A medium must also be added that the fruit flies can feed on and deposit their eggs, you can play around with your choice but the most popular seem to be puréed fruit or moistened cereals, experience will soon make you realise which works best for you, in my experience and after a lot of research, I found that puréed banana provided great results as long as it was kept free of any mould build up. Whichever medium you use it must be moist and placed at the bottom of the chosen container, the container will then need a seal to prevent the Fruit Flies from escaping, paper towelling or even a very fine netting secured at the top of the container will prevent this.

Of course you will then need some Fruit Flies to start off your project, cultures of the flies in the maggot stage can be purchased and they are usually sold mixed in the medium that the supplier provides, when adding this mix to the container all you need to do is simply mix the bought medium with your medium very gently and the maggots will soon start to devout the new food that is available. You can also purchase adult specimens ready to add to the container, these will soon start to breed and begin your colony.

Like all flies the next stage of the development will be the pupae stage, the maggots will move out of the medium and up the container to harden into pupae. After this stage the fully formed adults will appear and some of these should then be placed into a new container ready to start off a new colony.

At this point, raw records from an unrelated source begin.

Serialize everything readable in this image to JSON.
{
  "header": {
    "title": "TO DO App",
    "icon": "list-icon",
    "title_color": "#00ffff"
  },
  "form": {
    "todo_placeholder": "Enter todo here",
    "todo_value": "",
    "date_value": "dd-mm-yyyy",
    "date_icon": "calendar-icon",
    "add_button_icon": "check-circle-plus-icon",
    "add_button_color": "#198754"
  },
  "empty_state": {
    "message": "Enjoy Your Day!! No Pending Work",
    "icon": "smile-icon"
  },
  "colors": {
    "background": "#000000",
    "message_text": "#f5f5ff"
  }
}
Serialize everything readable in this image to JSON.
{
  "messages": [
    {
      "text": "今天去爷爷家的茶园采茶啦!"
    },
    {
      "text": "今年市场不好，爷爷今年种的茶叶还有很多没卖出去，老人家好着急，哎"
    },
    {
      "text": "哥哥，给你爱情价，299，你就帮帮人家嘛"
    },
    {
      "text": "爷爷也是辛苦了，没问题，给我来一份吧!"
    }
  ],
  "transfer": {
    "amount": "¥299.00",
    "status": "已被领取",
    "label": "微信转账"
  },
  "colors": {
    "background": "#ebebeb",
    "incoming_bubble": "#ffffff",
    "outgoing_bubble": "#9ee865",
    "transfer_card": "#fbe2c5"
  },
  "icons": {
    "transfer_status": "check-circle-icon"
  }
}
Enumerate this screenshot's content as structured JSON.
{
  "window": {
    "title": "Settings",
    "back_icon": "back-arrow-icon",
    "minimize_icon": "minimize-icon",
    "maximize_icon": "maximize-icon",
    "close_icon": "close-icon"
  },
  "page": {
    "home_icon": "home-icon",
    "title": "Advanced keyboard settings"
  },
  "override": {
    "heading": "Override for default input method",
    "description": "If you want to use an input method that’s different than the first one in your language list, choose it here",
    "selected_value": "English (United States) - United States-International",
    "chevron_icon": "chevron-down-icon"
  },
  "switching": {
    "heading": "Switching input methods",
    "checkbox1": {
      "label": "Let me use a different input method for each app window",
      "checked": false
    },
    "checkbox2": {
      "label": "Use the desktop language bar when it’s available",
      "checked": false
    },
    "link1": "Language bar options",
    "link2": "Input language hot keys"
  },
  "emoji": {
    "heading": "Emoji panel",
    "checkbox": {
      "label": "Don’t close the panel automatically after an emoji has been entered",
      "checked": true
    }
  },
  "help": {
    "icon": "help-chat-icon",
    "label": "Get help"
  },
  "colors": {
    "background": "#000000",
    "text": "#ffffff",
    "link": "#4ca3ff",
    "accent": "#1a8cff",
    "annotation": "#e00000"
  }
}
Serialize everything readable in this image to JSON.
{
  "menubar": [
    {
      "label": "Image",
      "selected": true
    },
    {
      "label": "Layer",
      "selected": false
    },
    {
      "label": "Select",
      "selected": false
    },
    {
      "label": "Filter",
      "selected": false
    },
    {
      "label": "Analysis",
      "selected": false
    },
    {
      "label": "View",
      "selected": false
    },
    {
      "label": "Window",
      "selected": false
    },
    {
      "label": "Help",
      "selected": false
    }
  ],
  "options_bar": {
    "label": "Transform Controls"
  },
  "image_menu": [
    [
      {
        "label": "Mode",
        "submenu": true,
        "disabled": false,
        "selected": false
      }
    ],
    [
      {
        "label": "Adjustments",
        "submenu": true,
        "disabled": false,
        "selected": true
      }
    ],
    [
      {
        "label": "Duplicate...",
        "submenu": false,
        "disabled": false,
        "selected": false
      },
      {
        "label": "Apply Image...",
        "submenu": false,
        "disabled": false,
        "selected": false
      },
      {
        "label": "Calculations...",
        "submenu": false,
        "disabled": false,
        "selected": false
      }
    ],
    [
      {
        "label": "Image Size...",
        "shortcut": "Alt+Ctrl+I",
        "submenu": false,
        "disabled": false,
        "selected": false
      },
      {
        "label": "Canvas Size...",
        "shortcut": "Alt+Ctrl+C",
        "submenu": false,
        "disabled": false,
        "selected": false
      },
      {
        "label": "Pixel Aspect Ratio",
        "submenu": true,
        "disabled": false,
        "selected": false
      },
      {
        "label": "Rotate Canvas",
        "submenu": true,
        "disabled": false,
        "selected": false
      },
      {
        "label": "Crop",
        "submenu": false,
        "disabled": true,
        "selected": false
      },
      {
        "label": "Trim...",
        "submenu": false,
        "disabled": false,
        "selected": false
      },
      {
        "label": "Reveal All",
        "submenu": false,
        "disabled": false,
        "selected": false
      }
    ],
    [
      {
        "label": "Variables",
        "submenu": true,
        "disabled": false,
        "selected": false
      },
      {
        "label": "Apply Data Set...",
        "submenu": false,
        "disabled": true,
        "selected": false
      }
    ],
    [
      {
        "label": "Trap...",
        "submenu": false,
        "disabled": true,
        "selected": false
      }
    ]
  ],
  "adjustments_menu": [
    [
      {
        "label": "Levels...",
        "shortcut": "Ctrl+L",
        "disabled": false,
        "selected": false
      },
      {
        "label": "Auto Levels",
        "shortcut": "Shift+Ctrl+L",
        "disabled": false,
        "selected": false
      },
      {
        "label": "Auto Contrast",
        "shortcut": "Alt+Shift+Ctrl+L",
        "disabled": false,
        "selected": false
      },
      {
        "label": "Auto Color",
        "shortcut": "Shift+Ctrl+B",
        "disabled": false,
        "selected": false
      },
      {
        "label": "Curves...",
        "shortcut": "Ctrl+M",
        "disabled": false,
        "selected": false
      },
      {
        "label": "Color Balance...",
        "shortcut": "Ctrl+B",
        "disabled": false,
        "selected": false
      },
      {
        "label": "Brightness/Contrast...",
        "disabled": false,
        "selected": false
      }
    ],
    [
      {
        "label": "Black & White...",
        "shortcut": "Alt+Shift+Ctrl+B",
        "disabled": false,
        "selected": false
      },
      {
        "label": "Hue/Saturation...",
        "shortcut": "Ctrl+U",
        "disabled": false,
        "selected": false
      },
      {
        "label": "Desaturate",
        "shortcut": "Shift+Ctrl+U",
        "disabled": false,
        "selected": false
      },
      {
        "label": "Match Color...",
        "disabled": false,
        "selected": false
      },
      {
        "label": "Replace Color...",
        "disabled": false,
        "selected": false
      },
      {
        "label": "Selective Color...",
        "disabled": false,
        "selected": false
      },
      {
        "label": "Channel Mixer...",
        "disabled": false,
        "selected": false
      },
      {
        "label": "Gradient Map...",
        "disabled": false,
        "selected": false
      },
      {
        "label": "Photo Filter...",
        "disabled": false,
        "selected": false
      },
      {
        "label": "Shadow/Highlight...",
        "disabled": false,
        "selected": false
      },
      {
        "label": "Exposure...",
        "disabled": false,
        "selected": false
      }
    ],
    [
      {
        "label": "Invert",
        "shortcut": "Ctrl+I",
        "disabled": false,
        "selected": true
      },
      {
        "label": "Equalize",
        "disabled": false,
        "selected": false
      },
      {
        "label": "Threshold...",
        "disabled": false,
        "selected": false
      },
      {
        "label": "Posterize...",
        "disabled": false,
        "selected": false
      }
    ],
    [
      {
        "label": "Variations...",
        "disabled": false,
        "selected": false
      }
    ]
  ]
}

To make life simple it is best to breed the flightless fruit flies, these can be harvested by simply inverting the container and allowing a few to fall into the tank, always make sure that the container is fully secured at the neck after harvesting, allowing just a few specimens to escape can create a pest hazard in your home and make you very unpopular with the other residents!!
The two main species of flightless fruit flies that are most commonly available are Drosophila melanogaster or Drosophila hydei and these are readily available from pet stores, they are also a common food for reptiles so check out that section when you are hunting for them.